First, let me apologize for this essay, which has absolutely nothing to do with screenwriting. I’m just so damned enthusiastic about this thing, and I want to sing its praises.

The Genesis uses standard 35 mm lenses, and the image quality is exceptional. It doesn’t look like video. It looks like incredibly detailed film. What’s more, when the digital files are ultimately scanned to film, they look exactly like film…because they are film.

The real benefits of the Genesis are in the way it makes production and post-production so much easier.

With film, you’re always checking the gate after your setups. You still check “the gate” with the Genesis, but it’s not really a gate (the chamber through which the film travels). It’s the gap between the lens and the camera body. As such, there’s almost never any hairs or dirt in there to necessitate do-overs.

The HD tapes are long, so you don’t waste as much time changing mags, and you never have to worry about spooling out during a long take.
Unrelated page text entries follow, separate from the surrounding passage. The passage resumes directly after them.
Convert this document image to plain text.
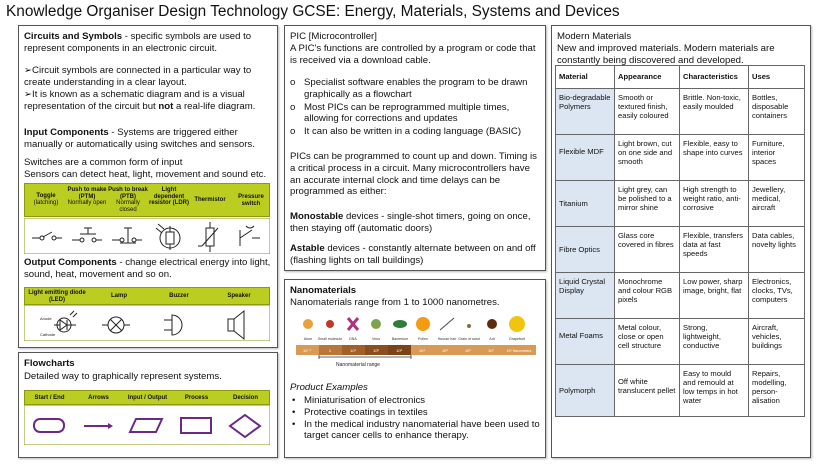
Knowledge Organiser Design Technology GCSE: Energy, Materials, Systems and Devices
Circuits and Symbols - specific symbols are used to represent components in an electronic circuit.
➢Circuit symbols are connected in a particular way to create understanding in a clear layout.
➢It is known as a schematic diagram and is a visual representation of the circuit but not a real-life diagram.
Input Components - Systems are triggered either manually or automatically using switches and sensors.
Switches are a common form of input
Sensors can detect heat, light, movement and sound etc.
Toggle
(latching)
Push to make (PTM)
Normally open
Push to break (PTB)
Normally closed
Light dependent resistor (LDR)
Thermistor	Pressure switch
Output Components - change electrical energy into light, sound, heat, movement and so on.
Light emitting diode (LED)
Lamp	Buzzer	Speaker
Anode
Cathode
Flowcharts
Detailed way to graphically represent systems.
Start / End	Arrows	Input / Output	Process	Decision
PIC [Microcontroller]
A PIC's functions are controlled by a program or code that is received via a download cable.
o Specialist software enables the program to be drawn graphically as a flowchart
o Most PICs can be reprogrammed multiple times, allowing for corrections and updates
o It can also be written in a coding language (BASIC)
PICs can be programmed to count up and down. Timing is a critical process in a circuit. Many microcontrollers have an accurate internal clock and time delays can be programmed as either:
Monostable devices - single-shot timers, going on once, then staying off (automatic doors)
Astable devices - constantly alternate between on and off (flashing lights on tall buildings)
Nanomaterials
Nanomaterials range from 1 to 1000 nanometres.
Atom Small molecule DNA	Virus	Bacterium	Pollen	Human hair Grain of sand	Ant	Grapefruit
10⁻¹	1	10¹	10²	10³	10⁴	10⁵	10⁶	10⁷	10⁸ Nanometers
Nanomaterial range
Product Examples
• Miniaturisation of electronics
• Protective coatings in textiles
• In the medical industry nanomaterial have been used to target cancer cells to enhance therapy.
Modern Materials
New and improved materials. Modern materials are constantly being discovered and developed.
Material	Appearance	Characteristics	Uses
Bio-degradable Polymers	Smooth or textured finish, easily coloured	Brittle. Non-toxic, easily moulded	Bottles, disposable containers
Flexible MDF	Light brown, cut on one side and smooth	Flexible, easy to shape into curves	Furniture, interior spaces
Titanium	Light grey, can be polished to a mirror shine	High strength to weight ratio, anti-corrosive	Jewellery, medical, aircraft
Fibre Optics	Glass core covered in fibres	Flexible, transfers data at fast speeds	Data cables, novelty lights
Liquid Crystal Display	Monochrome and colour RGB pixels	Low power, sharp image, bright, flat	Electronics, clocks, TVs, computers
Metal Foams	Metal colour, close or open cell structure	Strong, lightweight, conductive	Aircraft, vehicles, buildings
Polymorph	Off white translucent pellet	Easy to mould and remould at low temps in hot water	Repairs, modelling, person-alisation
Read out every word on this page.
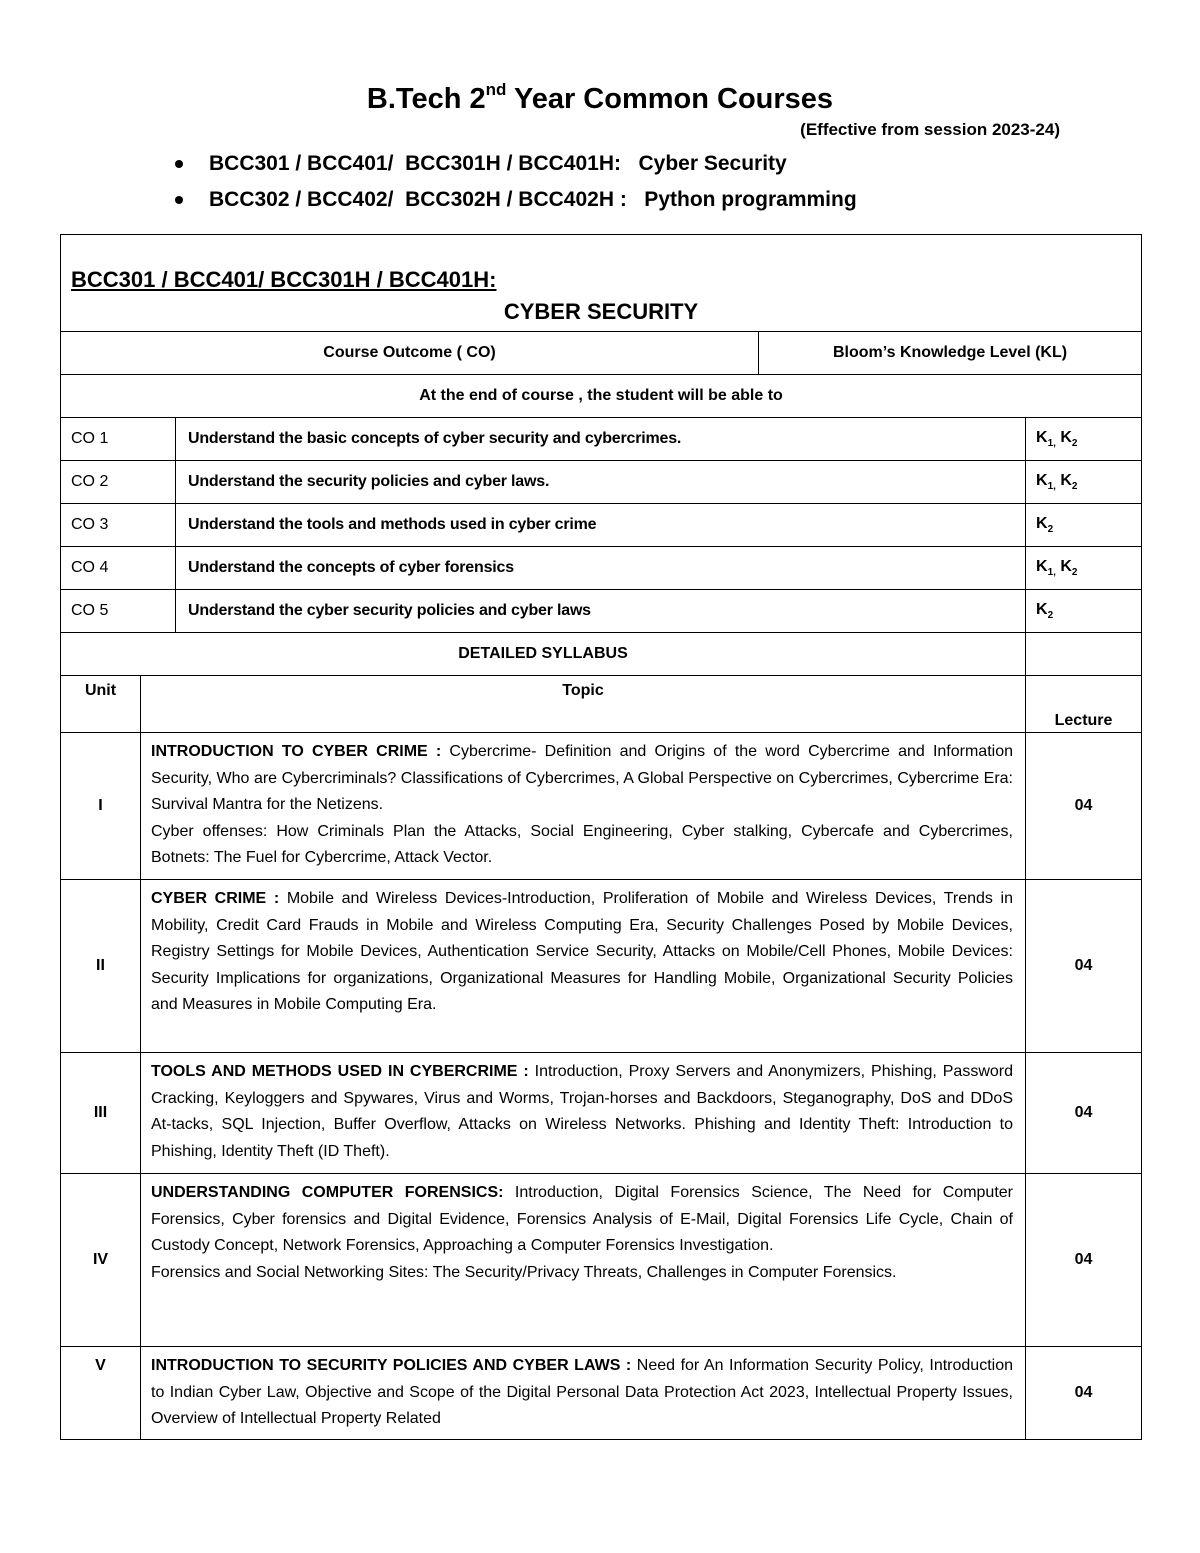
B.Tech 2nd Year Common Courses
(Effective from session 2023-24)
BCC301 / BCC401/  BCC301H / BCC401H:   Cyber Security
BCC302 / BCC402/  BCC302H / BCC402H :   Python programming
BCC301 / BCC401/ BCC301H / BCC401H:
CYBER SECURITY

Course Outcome ( CO)	Bloom’s Knowledge Level (KL)

At the end of course , the student will be able to
CO 1	Understand the basic concepts of cyber security and cybercrimes.	$K_{1,}$ $K_2$
CO 2	Understand the security policies and cyber laws.	$K_{1,}$ $K_2$
CO 3	Understand the tools and methods used in cyber crime	$K_2$
CO 4	Understand the concepts of cyber forensics	$K_{1,}$ $K_2$
CO 5	Understand the cyber security policies and cyber laws	$K_2$
DETAILED SYLLABUS	
Unit	Topic	Lecture
I	INTRODUCTION TO CYBER CRIME : Cybercrime- Definition and Origins of the word Cybercrime and Information Security, Who are Cybercriminals? Classifications of Cybercrimes, A Global Perspective on Cybercrimes, Cybercrime Era: Survival Mantra for the Netizens.
Cyber offenses: How Criminals Plan the Attacks, Social Engineering, Cyber stalking, Cybercafe and Cybercrimes, Botnets: The Fuel for Cybercrime, Attack Vector.	04
II	CYBER CRIME : Mobile and Wireless Devices-Introduction, Proliferation of Mobile and Wireless Devices, Trends in Mobility, Credit Card Frauds in Mobile and Wireless Computing Era, Security Challenges Posed by Mobile Devices, Registry Settings for Mobile Devices, Authentication Service Security, Attacks on Mobile/Cell Phones, Mobile Devices: Security Implications for organizations, Organizational Measures for Handling Mobile, Organizational Security Policies and Measures in Mobile Computing Era.	04
III	TOOLS AND METHODS USED IN CYBERCRIME : Introduction, Proxy Servers and Anonymizers, Phishing, Password Cracking, Keyloggers and Spywares, Virus and Worms, Trojan-horses and Backdoors, Steganography, DoS and DDoS At-tacks, SQL Injection, Buffer Overflow, Attacks on Wireless Networks. Phishing and Identity Theft: Introduction to Phishing, Identity Theft (ID Theft).	04
IV	UNDERSTANDING COMPUTER FORENSICS: Introduction, Digital Forensics Science, The Need for Computer Forensics, Cyber forensics and Digital Evidence, Forensics Analysis of E-Mail, Digital Forensics Life Cycle, Chain of Custody Concept, Network Forensics, Approaching a Computer Forensics Investigation.
Forensics and Social Networking Sites: The Security/Privacy Threats, Challenges in Computer Forensics.	04
V	INTRODUCTION TO SECURITY POLICIES AND CYBER LAWS : Need for An Information Security Policy, Introduction to Indian Cyber Law, Objective and Scope of the Digital Personal Data Protection Act 2023, Intellectual Property Issues, Overview of Intellectual Property Related	04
Watching dailies is a joy. With film, you can usually “rock n’ roll” backwards and forwards, but sometimes the projector won’t even let you do that, so it’s once through and then back to work. With HD, you can freeze frame dailies and replay moments at will. The Genesis dailes also look much much much better than your typically under- or over-lit one-light 35mm daily transfers.

But the real benefits are in post. All visual effects are less lossy; instead of going from 35mm to digital back to 35mm, you stay in digital until you’re ready for the final film out. Opticals are not lossy at all…no need to do optical fades, optical dissolves, etc. Also, you have a TON more latitude when it’s time to color correct. Digital images are much easier to manipulate and adjust than photochemical ones. It’s the difference between using a laser and a shotgun.

There’s no such thing as negative dirt or film scratches, and because there’s no film travel, the registration is perfect, so the subtitles and credits don’t dance around.

There’s no negative cutting! Think about that! No splices to deal with EVER.

Maybe the single greatest benefit of the Genesis, however, is the way it allows you to blow images up. The need for blow-ups is almost inevitable. There’s a boom that dips into frame, or maybe there’s a flag peeking in, or maybe you wish you had gotten a more extreme close up than the one you shot…etc.

With 35mm, you can blow stuff up about 15% before it starts to get really grainy and milky and take you out of the movie.

With the Genesis? We blew one shot up by 250 percent. We can barely tell. The audience? Not at all…especially after you film-out all of the HD so that the blown-up shot gets the same proportion of grain as the non-blown up shots. 250% vs 15%! The media is unbelievably versatile.

One thing to be aware of is that the viewfinder on the Genesis isn’t a reflex lens like the kind you find on a 35mm camera. It’s actually a video tap, and as such, there’s a (very) slight delay between reality and what the operator sees. Therefore, if you’re shooting things like sports or car chases where you need perfect precision operating, the Genesis might not be for you. Of course, this will be perfected in the near future (it’s currently like this because of shutter and light issues…give it two or three years and they’ll have a new system with a reflex viewfinder).

In about 15 years, when the studios and exhibitors finally get their acts together and come up with digital delivery systems and digital projectors, it’s my belief that film will be dead. Images will never touch emulsion again. And from what I’ve seen, abandoning film will cost us little or nothing in warmth and quality, and gain us so very much more.